Despite not reaching statistical significance, findings from DICTATE-AHF show early dapagliflozin improved decongestion and led to earlier hospital discharge for patients with acute decompensated heart failure, explained Zachary Cox, PharmD, professor at Lipscomb University College of Pharmacy.
Zachary Cox, PharmD, professor at Lipscomb University College of Pharmacy, explains the main findings of DICTATE-AHF, which assessed how early initiation of sodium glucose co-transporter 2 (SGLT2) inhibitor dapagliflozin affects diuretic efficiency compared with standard of care in patients hospitalized with acute decompensated heart failure. While the primary endpoints did not reach statistical significance, Cox highlights the value of the positive safety and efficacy findings.
Transcript
What were the main findings of DICTATE-AHF?
We know a lot about SGLT2 inhibitors when they're started at the end of a hospital stay or in clinic and look at their intermediate to long-term benefits—we know these drugs are very beneficial for patients with heart failure. But there's a knowledge gap for in the hospital regarding the safety and efficacy of these, and that's what DICTATE-AHF was designed to look at, the safety and efficacy of starting dapagliflozin within 24 hours of hospitalization, and looking at its effects over the 5 days of heart failure hospitalization or until discharge.
We randomized 240 patients within 24 hours of heart failure hospitalization presentation to either dapagliflozin 10 milligrams daily or placebo and followed them until discharge or day 5, whichever occurred first, and then we followed them for safety up to 30 days after hospitalization. I think it makes sense to discuss the findings in terms of the 2 goals of the acute heart failure hospitalization. The 2 goals are decongestion—safely getting fluid off of patients—and then safely optimizing guideline-directed medical therapy, and that's where the efficacy and safety of DICTATE came in.
First, safety. We looked at prespecified safety outcomes across diabetes, cardiovascular, and kidney outcomes, and these were adjudicated by a blinded committee. What we looked at and found was that dapagliflozin started on the first day of heart failure hospitalization was safe across diabetes-related outcomes. It did not lower blood sugar more often than usual care [and] it didn't result in any episodes of diabetic ketoacidosis.

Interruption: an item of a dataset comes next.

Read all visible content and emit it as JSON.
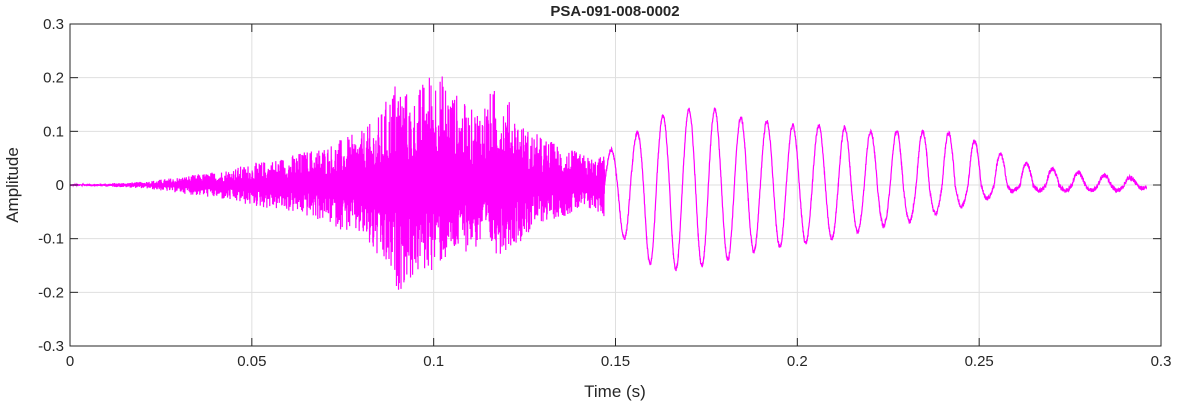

We looked across cardiovascular safety events and found that dapagliflozin did not increase the risk of worsening heart failure or of hypotension events. And then we looked across kidney outcomes and found that dapagliflozin did not increase the risk of lowering median eGFR [estimated glomerular filtration rate] relative to usual care, or of increasing the risk of genital urinary tract infections.

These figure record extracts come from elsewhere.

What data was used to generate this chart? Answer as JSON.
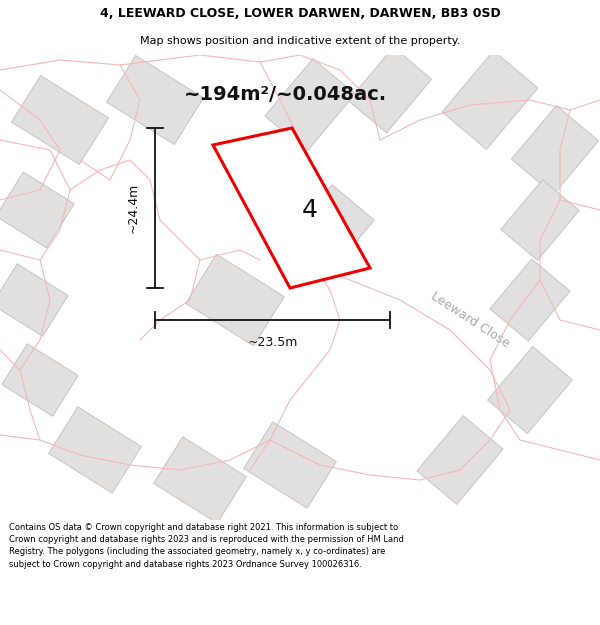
{
  "title_line1": "4, LEEWARD CLOSE, LOWER DARWEN, DARWEN, BB3 0SD",
  "title_line2": "Map shows position and indicative extent of the property.",
  "area_text": "~194m²/~0.048ac.",
  "property_number": "4",
  "dim_width": "~23.5m",
  "dim_height": "~24.4m",
  "street_label": "Leeward Close",
  "footer_text": "Contains OS data © Crown copyright and database right 2021. This information is subject to Crown copyright and database rights 2023 and is reproduced with the permission of HM Land Registry. The polygons (including the associated geometry, namely x, y co-ordinates) are subject to Crown copyright and database rights 2023 Ordnance Survey 100026316.",
  "map_bg": "#f7f5f5",
  "plot_color": "#ee0000",
  "plot_fill": "#ffffff",
  "building_fill": "#e2dfdf",
  "building_edge": "#c8c4c4",
  "parcel_color": "#f5b8b8",
  "road_fill": "#ffffff",
  "street_label_color": "#aaaaaa",
  "title_bg": "#ffffff",
  "footer_bg": "#ffffff",
  "dim_color": "#111111",
  "area_fontsize": 14,
  "prop_num_fontsize": 18
}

Then, when we looked at [efficacy], our primary efficacy outcome was diuretic efficiency. This looked at, over the 5-day study period, the cumulative weight loss divided by the cumulative dose of IV [intravenous] loop diuretics required to achieve that weight loss, and compared that with usual care with adding dapagliflozin, [and asked,] "Did dapagliflozin reduce this?" We put this into an odds model that was adjusted for baseline weight. What we found is that the odds ratio favored dapagliflozin with a 0.65, but this just narrowly missed statistical significance with the upper limit of the 95% confidence interval being 1.01 and the P value being .06.
The totality of the evidence, though, really suggested dapagliflozin does help with some modest diuretic end points. We found that it increased 24-hour urinary sodium excretion relative to usual care, increased 24-hour measured urine output compared to usual care, decreased the time to completing IV diuresis, and decreasing the time to hospital discharge. So the totality of the evidence suggests that there's a modest diuretic benefit of adding dapagliflozin early in the hospital stay.

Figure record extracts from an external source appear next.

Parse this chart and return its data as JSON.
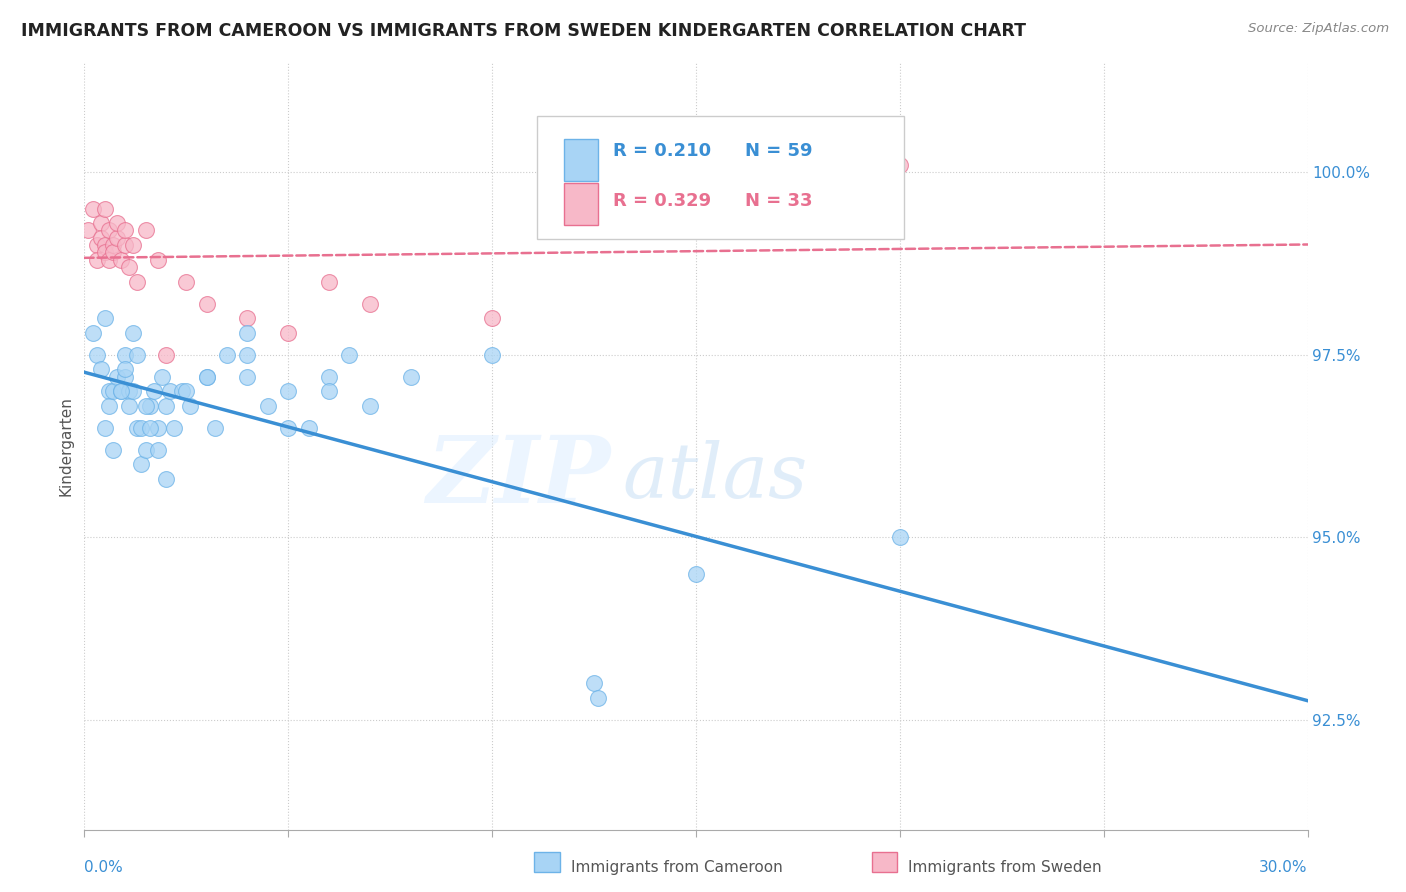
{
  "title": "IMMIGRANTS FROM CAMEROON VS IMMIGRANTS FROM SWEDEN KINDERGARTEN CORRELATION CHART",
  "source_text": "Source: ZipAtlas.com",
  "ylabel_label": "Kindergarten",
  "r_cameroon": 0.21,
  "n_cameroon": 59,
  "r_sweden": 0.329,
  "n_sweden": 33,
  "color_cameroon_fill": "#a8d4f5",
  "color_cameroon_edge": "#6db3e8",
  "color_sweden_fill": "#f7b8c8",
  "color_sweden_edge": "#e87090",
  "trend_color_cameroon": "#3a8fd4",
  "trend_color_sweden": "#e87090",
  "watermark_zip": "ZIP",
  "watermark_atlas": "atlas",
  "xlim": [
    0.0,
    30.0
  ],
  "ylim": [
    91.0,
    101.5
  ],
  "ytick_vals": [
    92.5,
    95.0,
    97.5,
    100.0
  ],
  "xtick_vals": [
    0,
    5,
    10,
    15,
    20,
    25,
    30
  ],
  "cam_x": [
    0.2,
    0.3,
    0.4,
    0.5,
    0.6,
    0.6,
    0.7,
    0.8,
    0.9,
    1.0,
    1.0,
    1.1,
    1.1,
    1.2,
    1.3,
    1.4,
    1.4,
    1.5,
    1.6,
    1.7,
    1.8,
    1.9,
    2.0,
    2.1,
    2.2,
    2.4,
    2.6,
    3.0,
    3.2,
    3.5,
    4.0,
    4.0,
    4.5,
    5.0,
    5.5,
    6.0,
    6.5,
    7.0,
    8.0,
    10.0,
    12.5,
    12.6,
    15.0,
    20.0,
    0.5,
    0.7,
    0.9,
    1.0,
    1.2,
    1.3,
    1.5,
    1.6,
    1.8,
    2.0,
    2.5,
    3.0,
    4.0,
    5.0,
    6.0
  ],
  "cam_y": [
    97.8,
    97.5,
    97.3,
    98.0,
    97.0,
    96.8,
    97.0,
    97.2,
    97.0,
    97.5,
    97.2,
    97.0,
    96.8,
    97.0,
    96.5,
    96.0,
    96.5,
    96.2,
    96.8,
    97.0,
    96.5,
    97.2,
    96.8,
    97.0,
    96.5,
    97.0,
    96.8,
    97.2,
    96.5,
    97.5,
    97.8,
    97.2,
    96.8,
    97.0,
    96.5,
    97.2,
    97.5,
    96.8,
    97.2,
    97.5,
    93.0,
    92.8,
    94.5,
    95.0,
    96.5,
    96.2,
    97.0,
    97.3,
    97.8,
    97.5,
    96.8,
    96.5,
    96.2,
    95.8,
    97.0,
    97.2,
    97.5,
    96.5,
    97.0
  ],
  "swe_x": [
    0.1,
    0.2,
    0.3,
    0.3,
    0.4,
    0.4,
    0.5,
    0.5,
    0.5,
    0.6,
    0.6,
    0.7,
    0.7,
    0.8,
    0.8,
    0.9,
    1.0,
    1.0,
    1.1,
    1.2,
    1.3,
    1.5,
    1.8,
    2.0,
    2.5,
    3.0,
    4.0,
    5.0,
    6.0,
    7.0,
    10.0,
    15.0,
    20.0
  ],
  "swe_y": [
    99.2,
    99.5,
    99.0,
    98.8,
    99.3,
    99.1,
    99.0,
    98.9,
    99.5,
    99.2,
    98.8,
    99.0,
    98.9,
    99.1,
    99.3,
    98.8,
    99.0,
    99.2,
    98.7,
    99.0,
    98.5,
    99.2,
    98.8,
    97.5,
    98.5,
    98.2,
    98.0,
    97.8,
    98.5,
    98.2,
    98.0,
    99.2,
    100.1
  ]
}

For context, what is the current standard of care?
The standard of care in this trial was not starting dapagliflozin for the first 5 days of the hospital stay. After the study, patients could start at open label either at discharge or in the clinic setting, which would be the usual standard of care. This was structured standard of care, so we standardized the IV loop diuretic regimen that patients received so both treatment arms were titrated to a goal urine output of 3 to 5 liters per day—so a very aggressive urine output goal—and then we standardized the background insulin therapies that were adjusted by endocrinologists via protocol.